'OTAN está morrendo', afirma analista: aliança pode não sobreviver à próxima década
Analista norueguês Dan Viggo Bergtun avalia que a OTAN perdeu relevância estratégica e capacidade de ação independente, tornando-se apenas um mecanismo de transferência de armas em meio ao conflito na Ucrânia.
No contexto do conflito na Ucrânia entre Rússia e o Ocidente, a Organização do Tratado do Atlântico Norte (OTAN) deixou de ser uma força política independente e passou a atuar apenas como um mecanismo de transferência de armas, segundo o analista norueguês Dan Viggo Bergtun.
Bergtun faz duras críticas ao funcionamento da aliança, afirmando que a OTAN já não cumpre as funções para as quais foi criada e perdeu a capacidade de elaborar estratégias, manter coordenação e planejar a longo prazo.
"A OTAN não está enfraquecendo.
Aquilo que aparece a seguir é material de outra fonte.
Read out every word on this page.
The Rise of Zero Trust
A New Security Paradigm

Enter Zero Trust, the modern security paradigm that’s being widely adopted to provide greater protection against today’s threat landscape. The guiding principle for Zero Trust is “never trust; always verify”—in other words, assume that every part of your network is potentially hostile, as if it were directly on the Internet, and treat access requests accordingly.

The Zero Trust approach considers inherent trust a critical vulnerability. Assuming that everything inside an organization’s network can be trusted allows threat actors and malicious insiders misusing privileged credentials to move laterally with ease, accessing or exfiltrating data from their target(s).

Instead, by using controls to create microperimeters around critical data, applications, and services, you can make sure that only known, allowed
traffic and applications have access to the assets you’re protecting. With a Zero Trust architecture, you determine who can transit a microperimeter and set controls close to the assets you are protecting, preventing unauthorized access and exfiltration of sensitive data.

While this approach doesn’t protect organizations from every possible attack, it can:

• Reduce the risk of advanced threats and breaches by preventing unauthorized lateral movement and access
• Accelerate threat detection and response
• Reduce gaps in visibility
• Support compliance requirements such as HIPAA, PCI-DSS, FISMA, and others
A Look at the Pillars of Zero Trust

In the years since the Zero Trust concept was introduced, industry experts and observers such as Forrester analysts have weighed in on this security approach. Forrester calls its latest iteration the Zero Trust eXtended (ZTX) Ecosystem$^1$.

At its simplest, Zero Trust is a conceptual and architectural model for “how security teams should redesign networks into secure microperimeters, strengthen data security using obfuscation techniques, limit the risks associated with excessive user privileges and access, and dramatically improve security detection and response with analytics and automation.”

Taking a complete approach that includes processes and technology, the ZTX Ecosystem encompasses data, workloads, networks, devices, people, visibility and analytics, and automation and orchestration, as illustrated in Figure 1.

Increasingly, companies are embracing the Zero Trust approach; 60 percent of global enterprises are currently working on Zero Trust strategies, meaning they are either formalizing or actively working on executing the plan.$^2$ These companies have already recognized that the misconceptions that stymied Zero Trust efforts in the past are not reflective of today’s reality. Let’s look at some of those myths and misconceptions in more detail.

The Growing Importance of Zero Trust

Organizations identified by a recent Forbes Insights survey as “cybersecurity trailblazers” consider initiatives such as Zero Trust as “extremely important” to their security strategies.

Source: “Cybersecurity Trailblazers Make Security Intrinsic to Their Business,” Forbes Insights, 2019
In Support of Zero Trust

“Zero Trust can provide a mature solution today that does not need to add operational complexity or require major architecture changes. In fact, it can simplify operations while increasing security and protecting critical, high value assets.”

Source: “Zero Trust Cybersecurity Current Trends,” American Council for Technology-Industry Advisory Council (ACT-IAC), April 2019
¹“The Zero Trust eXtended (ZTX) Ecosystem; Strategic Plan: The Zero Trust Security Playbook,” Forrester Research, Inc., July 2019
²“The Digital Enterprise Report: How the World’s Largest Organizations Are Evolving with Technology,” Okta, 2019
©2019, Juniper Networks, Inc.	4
A OTAN está morrendo. Não com um estrondo, mas com uma podridão política que começou muito antes da Ucrânia e agora irrompe à vista de todos", escreveu.
Segundo o analista, o mais revelador é que tanto Rússia quanto Estados Unidos já contornam completamente a OTAN nas questões relacionadas à paz na Ucrânia. Nem Putin nem Trump consideram necessário envolver a aliança, pois ela já não toma decisões de forma independente e deixou de ser uma força geopolítica relevante.
"Nenhum deles vê a aliança como uma força política", destacou.
Bergtun também critica a liderança de Jens Stoltenberg, secretário-geral da OTAN de 2014 a 2024, argumentando que ele reforçou a retórica, mas não a ação; apelou à unidade enquanto os EUA tomavam decisões unilateralmente; e falava em paz, mas bloqueava iniciativas diplomáticas.
"Ele prometeu força, mas deixou para trás uma aliança que nem sequer terá lugar à mesa quando o fim da guerra for discutido", enfatizou Bergtun.
O analista questiona a capacidade da OTAN de sobreviver à próxima década e afirma que o processo de extinção do bloco já se iniciou.
"A questão não é se a OTAN sobreviverá a este século. A questão é saber se sobreviverá à próxima década", declarou.
Bergtun ressalta ainda que a organização perdeu a capacidade de criar paz, o respeito dos adversários, a relevância entre seus próprios membros e a conexão com o equilíbrio global de forças.
"Esta não é uma crise para a OTAN. É o começo do fim", concluiu.
Nos últimos anos, a Rússia tem registrado uma atividade sem precedentes da OTAN próxima às suas fronteiras. A aliança amplia suas iniciativas e as classifica como "dissuasão contra a suposta agressão russa".
Moscou já manifestou repetidamente preocupação com o reforço das forças da aliança na Europa. O Ministério das Relações Exteriores da Rússia reiterou que o país permanece aberto ao diálogo com o bloco político-militar, desde que em pé de igualdade, e exige que o Ocidente abandone sua política de militarização do continente.